In a $6\times6$ grid of a chessboard, each row and each column contains $3$ white and $3$ black squares placed alternatively.

There are a total of $18$ black and $18$ white squares.

For every black square chosen to put one coin, we cannot choose any white square present in its row or column.

There are $3$ white squares in its row and $3$ white square in its column for every black square.

Hence for every black square chosen, we can choose $(18-6) =12$ white squares.

Total number of possibilities where a black square and a white square can be chosen so that they do not fall in the same row or in the same column:

$= 18×12 = 216$

So there are $\textbf{216}$ ways of placing the coins that are identical.

## (2) Comment(s)

PRATYUSH ANAND
()

In 6x6 grid ,there will be 36 positions or spots.In which 18 White and 18 Black spots. Thes spots are Black and White alternatively like Chess Board.

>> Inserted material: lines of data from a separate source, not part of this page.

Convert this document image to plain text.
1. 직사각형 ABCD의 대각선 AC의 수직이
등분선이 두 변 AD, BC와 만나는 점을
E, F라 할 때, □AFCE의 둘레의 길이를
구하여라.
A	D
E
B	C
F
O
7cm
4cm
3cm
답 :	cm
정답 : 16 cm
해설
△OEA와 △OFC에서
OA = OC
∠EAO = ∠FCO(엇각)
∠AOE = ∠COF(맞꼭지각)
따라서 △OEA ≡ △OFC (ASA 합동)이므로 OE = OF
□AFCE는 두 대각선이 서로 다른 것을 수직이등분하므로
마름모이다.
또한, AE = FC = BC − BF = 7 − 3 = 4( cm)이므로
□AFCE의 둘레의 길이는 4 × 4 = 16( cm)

So selecting one position out of 18 White spots for placing 1st coin =18C1

As 2nd coin must not be placed --

(i)in same row and column.

& (ii) in same color spots where 1st coin placed.

So, no. of Black spots, where we can place our 2nd coin is (18 -6(i.e come under the same row and column of 1st coin placed))=12

So selecting one position out of 12 Black spots for placing 2nd coin= 12C1

Hence total no. of ways are 18C!x12C1=216

PRATYUSH ANAND
()

Really Good question, liked it.